If you’ve read David Grann’s bestselling nonfiction book, “The Wager,” you’ve encountered the same maritime world Charles Brooking recorded in paint. His canvases captured the same conditions David Grann reconstructs from documents and testimony: the violence of open-ocean storms, the fragility of wooden hulls, the decisions that determine who comes home.

Early Life
Born in England, Charles Brooking (1723–1759) was largely self-taught and specialized in atmospheric marine painting. The details of Brooking’s biography are sparse, as is often the case for artists outside the patronage networks of institutions such as the Royal Academy. Founded in 1768, the Royal Academy quickly became a major gateway for exhibitions, commissions, and recognition in British art. Inclusion could open access to patrons and steady institutional work. At the same time, exclusion often meant relying on informal sales and dealers, with less stable income and fewer surviving records of an artist’s life and career.It is widely believed that his father, Charles Brooking senior, was a painter by trade. Young Brooking began working as an apprentice to his father by age 10, beginning a working life rooted in the decorative and pictorial trades from childhood. For much of his career, Brooking sold his paintings for well below their value, a circumstance not uncommon among artists without formal training.
Style and Artistic Influences
Brooking began, like most English marine painters of his generation, in the tradition established by Peter Monamy, the leading British marine painter in the early 18th century. Monamy also worked in the tradition of the Dutch masters, including Willem van de Velde the Younger and Willem van de Velde the Elder, who helped shape the visual language of British marine painting.Even so, Brooking’s mature style is distinct. Where the Dutch tradition often favors grandeur and formal balance, Brooking’s scenes feel observed rather than arranged. Light is specific, waves have direction and weight, and wind is shown through its effect on sails and rigging.
Across his works, Brooking built a steady visual language for Britain’s maritime world, moving between dramatic storytelling and tighter, more controlled studies of ships in motion and atmosphere. This focus on naval structure and maritime order is clear in “The Wager,” which depicts a Royal Navy vessel later wrecked off the coast of Chile in 1741. The ship carries a heavy, imposing presence, set against a brooding atmosphere that underscores the risks of imperial sea travel.
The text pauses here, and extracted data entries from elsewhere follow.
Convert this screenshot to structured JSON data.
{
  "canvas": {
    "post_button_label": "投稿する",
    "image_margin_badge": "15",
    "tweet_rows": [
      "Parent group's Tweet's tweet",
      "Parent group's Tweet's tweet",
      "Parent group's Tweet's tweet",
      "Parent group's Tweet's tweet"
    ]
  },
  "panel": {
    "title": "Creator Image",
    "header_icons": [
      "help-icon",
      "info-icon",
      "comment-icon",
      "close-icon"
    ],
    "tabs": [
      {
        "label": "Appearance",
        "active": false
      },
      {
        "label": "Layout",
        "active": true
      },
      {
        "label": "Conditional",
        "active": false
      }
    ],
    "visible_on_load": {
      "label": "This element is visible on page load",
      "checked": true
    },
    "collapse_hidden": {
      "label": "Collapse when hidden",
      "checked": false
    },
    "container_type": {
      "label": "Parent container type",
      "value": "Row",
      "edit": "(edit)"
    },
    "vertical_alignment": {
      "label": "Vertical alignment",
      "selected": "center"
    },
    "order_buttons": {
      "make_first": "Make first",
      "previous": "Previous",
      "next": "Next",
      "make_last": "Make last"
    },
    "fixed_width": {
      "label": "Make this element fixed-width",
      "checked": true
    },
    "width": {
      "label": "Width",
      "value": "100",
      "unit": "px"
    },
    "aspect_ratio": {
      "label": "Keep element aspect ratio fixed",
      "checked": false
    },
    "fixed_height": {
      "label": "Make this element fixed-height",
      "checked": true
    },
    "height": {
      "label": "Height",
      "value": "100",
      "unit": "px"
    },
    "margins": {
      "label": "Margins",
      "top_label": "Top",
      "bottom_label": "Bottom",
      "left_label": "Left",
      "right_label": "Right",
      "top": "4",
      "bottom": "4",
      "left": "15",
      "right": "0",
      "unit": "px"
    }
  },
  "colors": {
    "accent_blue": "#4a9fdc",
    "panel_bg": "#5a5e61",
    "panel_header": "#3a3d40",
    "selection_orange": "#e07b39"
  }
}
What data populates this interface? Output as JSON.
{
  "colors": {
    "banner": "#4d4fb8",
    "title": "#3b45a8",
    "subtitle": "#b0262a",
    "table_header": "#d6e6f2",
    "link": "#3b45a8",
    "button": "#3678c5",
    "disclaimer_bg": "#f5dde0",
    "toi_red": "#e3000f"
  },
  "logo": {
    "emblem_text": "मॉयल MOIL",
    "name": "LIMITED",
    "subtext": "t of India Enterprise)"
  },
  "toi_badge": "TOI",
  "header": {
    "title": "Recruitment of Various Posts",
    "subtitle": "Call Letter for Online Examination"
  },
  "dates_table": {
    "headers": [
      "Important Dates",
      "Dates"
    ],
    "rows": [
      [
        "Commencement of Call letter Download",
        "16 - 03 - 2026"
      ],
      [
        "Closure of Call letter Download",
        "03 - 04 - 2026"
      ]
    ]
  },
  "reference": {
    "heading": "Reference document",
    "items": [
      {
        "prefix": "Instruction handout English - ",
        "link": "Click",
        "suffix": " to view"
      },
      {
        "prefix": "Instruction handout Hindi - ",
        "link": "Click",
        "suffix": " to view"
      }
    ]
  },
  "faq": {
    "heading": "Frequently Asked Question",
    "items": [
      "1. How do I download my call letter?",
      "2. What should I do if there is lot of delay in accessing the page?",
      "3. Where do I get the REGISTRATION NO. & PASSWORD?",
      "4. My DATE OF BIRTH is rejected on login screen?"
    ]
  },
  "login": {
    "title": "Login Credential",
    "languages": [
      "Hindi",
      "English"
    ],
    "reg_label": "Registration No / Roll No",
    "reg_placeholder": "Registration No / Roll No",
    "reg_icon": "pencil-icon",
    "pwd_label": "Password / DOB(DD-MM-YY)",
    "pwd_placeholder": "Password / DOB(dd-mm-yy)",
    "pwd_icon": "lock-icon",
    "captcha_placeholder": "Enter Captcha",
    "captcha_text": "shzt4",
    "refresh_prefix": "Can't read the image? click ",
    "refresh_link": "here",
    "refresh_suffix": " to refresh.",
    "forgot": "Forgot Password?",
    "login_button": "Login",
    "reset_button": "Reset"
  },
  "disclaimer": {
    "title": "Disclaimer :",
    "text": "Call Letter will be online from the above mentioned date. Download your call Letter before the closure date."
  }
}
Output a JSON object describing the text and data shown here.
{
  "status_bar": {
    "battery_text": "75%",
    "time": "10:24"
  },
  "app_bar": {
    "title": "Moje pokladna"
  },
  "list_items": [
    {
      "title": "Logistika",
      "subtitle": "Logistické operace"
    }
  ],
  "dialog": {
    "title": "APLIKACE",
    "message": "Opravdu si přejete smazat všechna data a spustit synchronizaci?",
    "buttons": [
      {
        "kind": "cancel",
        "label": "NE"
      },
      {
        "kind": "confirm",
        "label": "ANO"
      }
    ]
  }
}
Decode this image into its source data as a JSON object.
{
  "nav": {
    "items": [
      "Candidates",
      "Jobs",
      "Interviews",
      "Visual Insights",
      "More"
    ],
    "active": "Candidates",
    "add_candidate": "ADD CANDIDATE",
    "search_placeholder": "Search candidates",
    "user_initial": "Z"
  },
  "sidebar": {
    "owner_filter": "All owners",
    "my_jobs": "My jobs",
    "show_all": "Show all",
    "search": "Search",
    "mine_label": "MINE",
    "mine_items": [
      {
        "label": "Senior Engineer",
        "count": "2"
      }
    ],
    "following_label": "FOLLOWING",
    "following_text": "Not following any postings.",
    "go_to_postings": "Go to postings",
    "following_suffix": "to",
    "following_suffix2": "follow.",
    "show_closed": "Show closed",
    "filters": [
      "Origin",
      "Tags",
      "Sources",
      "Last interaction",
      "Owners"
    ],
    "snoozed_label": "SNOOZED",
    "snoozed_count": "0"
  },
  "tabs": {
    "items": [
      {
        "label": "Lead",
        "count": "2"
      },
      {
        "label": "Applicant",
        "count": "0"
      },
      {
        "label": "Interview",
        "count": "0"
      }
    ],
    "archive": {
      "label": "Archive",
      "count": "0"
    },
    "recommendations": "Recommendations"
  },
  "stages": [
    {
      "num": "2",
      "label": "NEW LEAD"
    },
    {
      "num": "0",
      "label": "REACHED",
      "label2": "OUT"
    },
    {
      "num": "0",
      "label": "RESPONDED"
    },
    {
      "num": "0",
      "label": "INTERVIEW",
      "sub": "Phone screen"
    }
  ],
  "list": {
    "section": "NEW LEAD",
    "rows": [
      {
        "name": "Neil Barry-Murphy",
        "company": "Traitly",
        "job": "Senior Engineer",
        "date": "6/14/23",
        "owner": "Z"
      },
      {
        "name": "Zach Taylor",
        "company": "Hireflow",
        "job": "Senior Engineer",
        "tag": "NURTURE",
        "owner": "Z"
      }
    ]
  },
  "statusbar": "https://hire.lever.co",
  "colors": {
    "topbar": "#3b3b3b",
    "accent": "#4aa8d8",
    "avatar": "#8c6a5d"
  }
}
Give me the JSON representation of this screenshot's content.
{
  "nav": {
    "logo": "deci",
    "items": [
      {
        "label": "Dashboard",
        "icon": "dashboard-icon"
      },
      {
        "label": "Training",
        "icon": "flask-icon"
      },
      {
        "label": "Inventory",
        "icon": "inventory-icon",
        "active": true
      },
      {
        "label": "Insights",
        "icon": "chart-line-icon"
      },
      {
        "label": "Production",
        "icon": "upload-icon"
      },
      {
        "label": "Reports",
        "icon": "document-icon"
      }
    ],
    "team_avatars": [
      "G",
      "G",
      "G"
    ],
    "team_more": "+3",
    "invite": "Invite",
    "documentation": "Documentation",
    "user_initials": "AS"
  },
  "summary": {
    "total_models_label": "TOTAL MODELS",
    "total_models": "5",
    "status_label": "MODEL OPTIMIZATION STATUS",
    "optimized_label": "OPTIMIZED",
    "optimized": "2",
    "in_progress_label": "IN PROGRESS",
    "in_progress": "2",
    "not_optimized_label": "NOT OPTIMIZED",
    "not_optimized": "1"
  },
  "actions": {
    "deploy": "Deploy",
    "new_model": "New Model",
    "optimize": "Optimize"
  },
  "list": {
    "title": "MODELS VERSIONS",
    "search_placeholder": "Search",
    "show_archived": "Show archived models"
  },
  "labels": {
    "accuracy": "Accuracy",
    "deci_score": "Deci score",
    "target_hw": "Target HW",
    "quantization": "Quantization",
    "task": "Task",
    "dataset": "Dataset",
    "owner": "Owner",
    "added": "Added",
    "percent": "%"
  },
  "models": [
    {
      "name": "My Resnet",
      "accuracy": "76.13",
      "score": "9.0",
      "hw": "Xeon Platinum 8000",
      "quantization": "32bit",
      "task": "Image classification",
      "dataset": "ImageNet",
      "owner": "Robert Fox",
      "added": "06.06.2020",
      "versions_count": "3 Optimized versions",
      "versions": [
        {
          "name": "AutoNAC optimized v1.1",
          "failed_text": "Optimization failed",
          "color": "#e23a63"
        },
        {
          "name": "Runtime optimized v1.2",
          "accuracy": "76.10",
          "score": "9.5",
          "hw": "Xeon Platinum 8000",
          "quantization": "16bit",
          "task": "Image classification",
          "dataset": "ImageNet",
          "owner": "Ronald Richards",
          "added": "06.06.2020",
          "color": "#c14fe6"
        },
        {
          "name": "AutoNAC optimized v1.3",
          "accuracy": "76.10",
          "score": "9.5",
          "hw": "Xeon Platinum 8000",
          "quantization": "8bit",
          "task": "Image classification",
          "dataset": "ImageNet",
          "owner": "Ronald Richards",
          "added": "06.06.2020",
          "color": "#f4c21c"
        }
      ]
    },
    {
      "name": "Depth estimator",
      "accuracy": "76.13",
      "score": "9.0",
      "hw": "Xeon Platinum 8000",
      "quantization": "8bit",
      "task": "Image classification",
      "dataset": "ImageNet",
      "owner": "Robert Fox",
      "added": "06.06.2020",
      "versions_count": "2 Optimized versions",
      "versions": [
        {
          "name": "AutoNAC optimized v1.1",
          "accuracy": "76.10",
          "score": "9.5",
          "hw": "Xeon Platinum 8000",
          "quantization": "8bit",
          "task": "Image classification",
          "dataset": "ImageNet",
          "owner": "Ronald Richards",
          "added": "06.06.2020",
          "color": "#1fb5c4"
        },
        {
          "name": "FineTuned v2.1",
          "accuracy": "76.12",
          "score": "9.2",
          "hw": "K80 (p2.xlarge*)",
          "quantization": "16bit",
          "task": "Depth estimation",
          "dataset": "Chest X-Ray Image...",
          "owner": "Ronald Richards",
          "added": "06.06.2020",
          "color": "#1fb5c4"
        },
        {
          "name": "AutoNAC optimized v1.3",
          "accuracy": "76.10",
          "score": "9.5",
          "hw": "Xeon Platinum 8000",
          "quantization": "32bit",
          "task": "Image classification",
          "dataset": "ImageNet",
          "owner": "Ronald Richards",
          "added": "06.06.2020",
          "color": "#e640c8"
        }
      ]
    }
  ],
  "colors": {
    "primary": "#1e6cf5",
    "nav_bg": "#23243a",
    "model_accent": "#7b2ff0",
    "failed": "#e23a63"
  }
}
By the 1750s, in “Shipping in the English Channel,” Brooking shifted to a busier maritime thoroughfare. He carefully differentiates vessel types and uses shifting light and weather conditions to give the scene a sense of movement and flux.
In “Ships in a Light Breeze,” he shows another side of the sea. The sea is relatively calm, and the clouds have parted for the sun. A 70-gun two-decker leads the way, flanked by smaller craft and distant warships. The result draws attention to the coordinated movement of naval forces. What holds all of this together is not the subject matter but the consistency of attention, and a refusal to let compositional difficulty get in the way of close observation.

In 1754, Brooking secured a major commission from London’s Foundling Hospital, now the Foundling Museum. Because his own studio was too limited for the nearly 10-foot-wide canvas, he worked on site at the hospital. Brooking completed the maritime canvas in just 18 days. The painting, titled “A Flagship Before the Wind Under Easy Sail,” remains on display in the Picture Gallery of the Foundling Museum. That same year, Brooking was elected a governor of the Foundling Hospital, joining its governing body and helping oversee its administration and charitable work. In practice, the role also reflected the institution’s close ties with its artistic patrons, who were often drawn into governance as part of their cultural and philanthropic support.

Legacy and Collections
Brooking produced a body of work now regarded among the finest marine paintings in Britain, yet his life was marked by obscurity and poverty. His work can be understood by considering what he set out to depict: With paint on canvas, he captured fleeting conditions of wind and water at specific moments. The surviving paintings demonstrate the breadth of his achievement, from storm-driven drama to more subdued maritime scenes.Today, his paintings are held in major collections, including the National Maritime Museum, which houses 23 of his oil paintings. Brooking was also included in the 2016 exhibition “Spreading Canvas: Eighteenth-Century British Marine Painting” at Yale.